For many analyses with ehrapy it is useful to group together features that belong to the same data modality. Examples are high level groups such as demography values, lab or vital sign measurements. This allows for simpler groupbys or the creation of subsets:

[19]:
data = {
    "gender": pd.Categorical(["male", "female", "female", "male"]),
    "age": [10, 20, 15, 5],
    "b12": [300, 600, 800, 500],
    "d3": [25, 30, 28, 21],
}
df = pd.DataFrame(data)
df
[19]:
gender age b12 d3
0 male 10 300 25
1 female 20 600 30
2 female 15 800 28
3 male 5 500 21
[20]:
adata = ep.ad.df_to_anndata(df)
adata.var
[20]:
ehrapy_column_type
gender non_numeric
age numeric
b12 numeric
d3 numeric
[21]:
demographics_features = ["age", "gender"]
lab_measurements_features = ["b12", "d3"]

# Assign the measurement groups to features in .var
measurement_group = []

for feature in adata.var_names:
    if feature in demographics_features:
        measurement_group.append("demographics")
    elif feature in lab_measurements_features:
        measurement_group.append("lab_measurements")

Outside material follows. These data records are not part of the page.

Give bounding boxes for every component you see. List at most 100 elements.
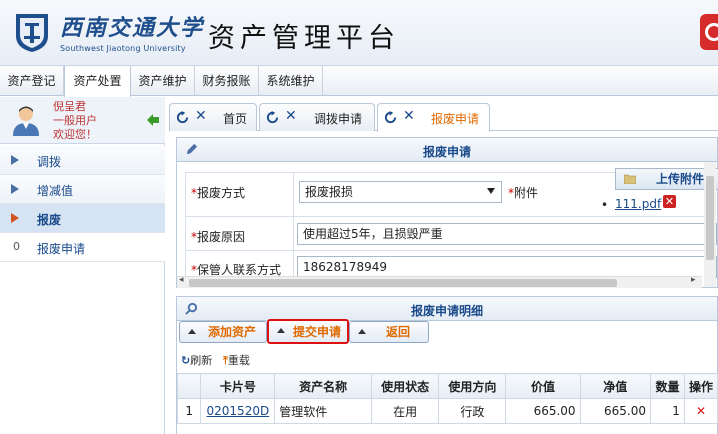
sidebar: 倪呈君 一般用户 欢迎您！ 调拨 增减值 报废 0 报废申请 [0, 97, 165, 434]
university-logo-icon [16, 14, 48, 52]
user-role: 一般用户 [53, 114, 97, 127]
scroll-left-icon[interactable]: ◂ [179, 275, 184, 285]
card-no-link[interactable]: 0201520D [207, 404, 270, 418]
refresh-tool[interactable]: ↻刷新 [181, 352, 212, 368]
contact-input[interactable]: 18628178949 [297, 256, 717, 278]
col-card-no: 卡片号 [200, 373, 276, 399]
delete-row-icon[interactable]: ✕ [696, 404, 706, 418]
scrollbar-thumb[interactable] [706, 176, 714, 260]
tab-bar: ✕ 首页 ✕ 调拨申请 ✕ 报废申请 [169, 101, 718, 132]
refresh-icon[interactable] [176, 111, 189, 124]
back-button[interactable]: 返回 [349, 321, 429, 343]
menu-asset-disposal[interactable]: 资产处置 [64, 66, 131, 97]
close-icon[interactable]: ✕ [285, 108, 297, 124]
detail-title: 报废申请明细 [410, 304, 483, 318]
refresh-icon: ↻ [181, 354, 191, 367]
sidebar-item-scrap[interactable]: 报废 [0, 204, 165, 233]
cell-index: 1 [176, 398, 202, 424]
tab-home[interactable]: ✕ 首页 [169, 103, 257, 131]
method-label: *报废方式 [191, 186, 246, 200]
arrow-right-icon [11, 184, 19, 194]
logout-button[interactable] [700, 14, 718, 50]
refresh-icon[interactable] [384, 111, 397, 124]
menu-system-maintenance[interactable]: 系统维护 [259, 66, 323, 96]
university-name-cn: 西南交通大学 [60, 15, 205, 41]
col-action: 操作 [683, 373, 718, 399]
reason-label: *报废原因 [191, 230, 246, 244]
arrow-right-icon [11, 213, 19, 223]
menu-finance-reimbursement[interactable]: 财务报账 [195, 66, 259, 96]
submit-application-button[interactable]: 提交申请 [267, 319, 349, 344]
sidebar-item-label: 调拨 [37, 155, 62, 169]
app-header: 西南交通大学 Southwest Jiaotong University 资产管… [0, 0, 718, 66]
form-horizontal-scrollbar[interactable]: ◂ ▸ [177, 275, 702, 288]
bullet: • [601, 198, 609, 212]
submit-label: 提交申请 [293, 325, 342, 339]
tab-transfer-apply[interactable]: ✕ 调拨申请 [259, 103, 375, 131]
sidebar-item-transfer[interactable]: 调拨 [0, 146, 165, 175]
university-name-en: Southwest Jiaotong University [60, 44, 186, 53]
scrap-form-panel: 报废申请 *报废方式 报废报损 *附件 上传附件 • 111.pdf ✕ *报废… [176, 137, 718, 288]
tab-scrap-apply[interactable]: ✕ 报废申请 [377, 103, 490, 132]
user-greeting: 欢迎您！ [53, 128, 97, 141]
divider [293, 172, 294, 284]
detail-panel-header: 报废申请明细 [177, 297, 717, 321]
user-avatar-icon [13, 106, 39, 136]
reload-label: 重载 [227, 354, 250, 367]
caret-up-icon [277, 328, 285, 333]
power-icon [705, 23, 718, 41]
folder-icon [624, 174, 636, 184]
cell-value: 665.00 [505, 398, 581, 424]
form-panel-header: 报废申请 [177, 138, 717, 162]
col-use-status: 使用状态 [371, 373, 440, 399]
divider [185, 250, 705, 251]
refresh-icon[interactable] [266, 111, 279, 124]
form-vertical-scrollbar[interactable] [704, 162, 716, 287]
top-menu: 资产登记 资产处置 资产维护 财务报账 系统维护 [0, 66, 718, 97]
chevron-down-icon [487, 188, 495, 194]
user-name: 倪呈君 [53, 100, 86, 113]
tab-label: 报废申请 [431, 112, 480, 126]
caret-up-icon [358, 329, 366, 334]
scrollbar-thumb[interactable] [189, 279, 617, 287]
col-quantity: 数量 [650, 373, 685, 399]
arrow-right-icon [11, 155, 19, 165]
delete-file-icon[interactable]: ✕ [663, 195, 676, 208]
reload-tool[interactable]: ⤒重载 [223, 352, 250, 368]
collapse-sidebar-icon[interactable] [146, 113, 160, 127]
upload-label: 上传附件 [656, 172, 705, 186]
cell-card-no: 0201520D [200, 398, 276, 424]
user-info: 倪呈君 一般用户 欢迎您！ [0, 97, 165, 144]
reason-input[interactable]: 使用超过5年，且损毁严重 [297, 223, 717, 245]
attachment-file-link[interactable]: 111.pdf [615, 197, 661, 211]
upload-attachment-button[interactable]: 上传附件 [615, 168, 718, 190]
sidebar-item-value-change[interactable]: 增减值 [0, 175, 165, 204]
back-label: 返回 [386, 325, 411, 339]
university-name: 西南交通大学 Southwest Jiaotong University [60, 10, 204, 53]
sidebar-item-scrap-apply[interactable]: 0 报废申请 [0, 233, 165, 262]
scroll-right-icon[interactable]: ▸ [691, 275, 696, 285]
menu-asset-maintenance[interactable]: 资产维护 [131, 66, 195, 96]
sidebar-item-label: 报废申请 [37, 242, 86, 256]
table-header-row: 卡片号 资产名称 使用状态 使用方向 价值 净值 数量 操作 [176, 373, 718, 399]
tab-label: 调拨申请 [314, 112, 363, 126]
cell-use-status: 在用 [371, 398, 440, 424]
close-icon[interactable]: ✕ [403, 108, 415, 124]
cell-quantity: 1 [650, 398, 685, 424]
table-row: 1 0201520D 管理软件 在用 行政 665.00 665.00 1 ✕ [176, 398, 718, 424]
tab-label: 首页 [223, 112, 248, 126]
method-select[interactable]: 报废报损 [299, 181, 502, 203]
app-title: 资产管理平台 [208, 23, 400, 54]
refresh-label: 刷新 [190, 354, 213, 367]
add-asset-button[interactable]: 添加资产 [179, 321, 267, 343]
sidebar-item-count: 0 [13, 240, 20, 253]
cell-use-direction: 行政 [438, 398, 507, 424]
cell-asset-name: 管理软件 [274, 398, 373, 424]
close-icon[interactable]: ✕ [195, 108, 207, 124]
cell-net-value: 665.00 [579, 398, 652, 424]
col-net-value: 净值 [579, 373, 652, 399]
attach-label: *附件 [508, 186, 539, 200]
menu-asset-register[interactable]: 资产登记 [0, 66, 64, 96]
user-lines: 倪呈君 一般用户 欢迎您！ [53, 100, 97, 142]
caret-up-icon [188, 329, 196, 334]
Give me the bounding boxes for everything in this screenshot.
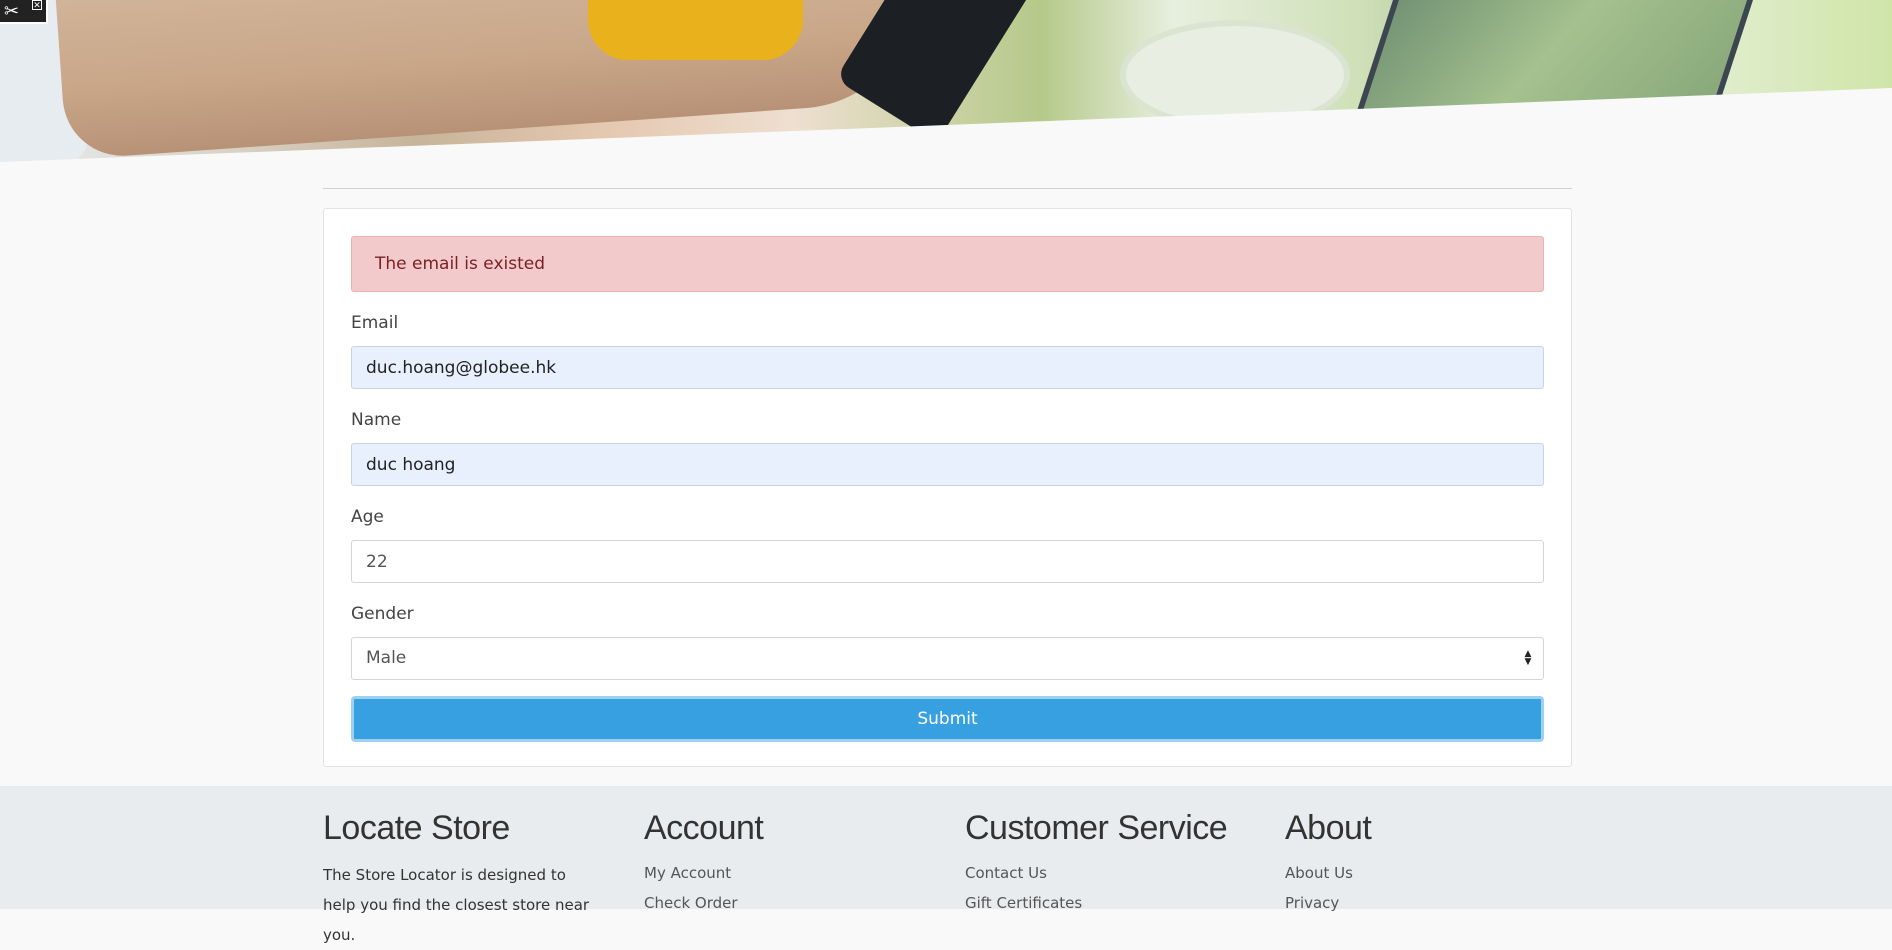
hero-slant-edge [0,88,1892,162]
footer-link-privacy[interactable]: Privacy [1285,888,1585,918]
footer-account-title: Account [644,809,764,847]
name-label: Name [351,410,402,430]
email-field[interactable] [351,346,1544,389]
footer-service-title: Customer Service [965,809,1228,847]
email-label: Email [351,313,399,333]
signup-form-card: The email is existed Email Name Age Gend… [323,208,1572,767]
close-icon[interactable]: ✕ [32,0,42,11]
gender-label: Gender [351,604,414,624]
select-arrows-icon: ▲ ▼ [1524,649,1532,667]
tools-icon: ✂ [4,1,20,22]
age-label: Age [351,507,384,527]
footer-link-gift-certificates[interactable]: Gift Certificates [965,888,1265,918]
gender-select[interactable]: Male ▲ ▼ [351,637,1544,680]
footer-link-about-us[interactable]: About Us [1285,858,1585,888]
footer-locate-text: The Store Locator is designed to help yo… [323,866,590,944]
age-field[interactable] [351,540,1544,583]
footer-link-check-order[interactable]: Check Order [644,888,944,918]
footer-link-contact-us[interactable]: Contact Us [965,858,1265,888]
footer-about-title: About [1285,809,1372,847]
devtools-badge[interactable]: ✂ ✕ [0,0,48,24]
error-alert: The email is existed [351,236,1544,292]
gender-selected-value: Male [366,648,407,668]
footer: Locate Store The Store Locator is design… [0,786,1892,944]
name-field[interactable] [351,443,1544,486]
footer-account: Account My Account Check Order [644,808,944,918]
footer-about: About About Us Privacy [1285,808,1585,918]
footer-link-my-account[interactable]: My Account [644,858,944,888]
section-divider [323,188,1572,189]
footer-customer-service: Customer Service Contact Us Gift Certifi… [965,808,1265,918]
footer-locate-title: Locate Store [323,809,510,847]
hero-banner [0,0,1892,162]
footer-locate-store: Locate Store The Store Locator is design… [323,808,623,950]
submit-button[interactable]: Submit [351,696,1544,742]
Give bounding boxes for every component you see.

adata.var["measurement_group"] = measurement_group
[22]:
adata_demographics = adata[:, adata.var["measurement_group"] == "demographics"]
adata_demographics
[22]:
View of AnnData object with n_obs × n_vars = 4 × 2
    var: 'ehrapy_column_type', 'measurement_group'
    layers: 'original'

Units

EHR measurements are recorded in specific units that are ideally stored with the measurements:

[23]:
data = {
    "gender [categorical]": pd.Categorical(["male", "female", "female", "male"]),
    "age [years]": [10, 20, 15, 5],
    "b12 [pg/mL]": [300, 600, 800, 500],
    "d3 [ng/mL]": [25, 30, 28, 21],
}
df = pd.DataFrame(data)
df
[23]:
gender [categorical] age [years] b12 [pg/mL] d3 [ng/mL]
0 male 10 300 25
1 female 20 600 30
2 female 15 800 28
3 male 5 500 21
[24]:
adata = ep.ad.df_to_anndata(df)

# Extract feature names and units from var_names and store separately
feature_names = [var_name.split("[")[0].strip() for var_name in adata.var_names]
unit_annotations = [
    var_name.split("[")[-1][:-1] if "[" in var_name else ""
    for var_name in adata.var_names
]

# Update .var with feature names and units separately
adata.var_names = feature_names
adata.var["units"] = unit_annotations
[25]:
adata.var
[25]:
ehrapy_column_type units
gender non_numeric categorical
age numeric years
b12 numeric pg/mL
d3 numeric ng/mL
[26]:
d3_unit = adata.var["units"]["d3"]
print(f"Unit of 'd3': {d3_unit}")
Unit of 'd3': ng/mL

Conclusion

To get started check out the MIMIC-II introduction tutorial where you will learn to apply ehrapy to a real dataset to investigate the effect of intdwelling artherical catheters on patient survival over multiple notebooks.

Please also consider consulting the ehrapy API documentation.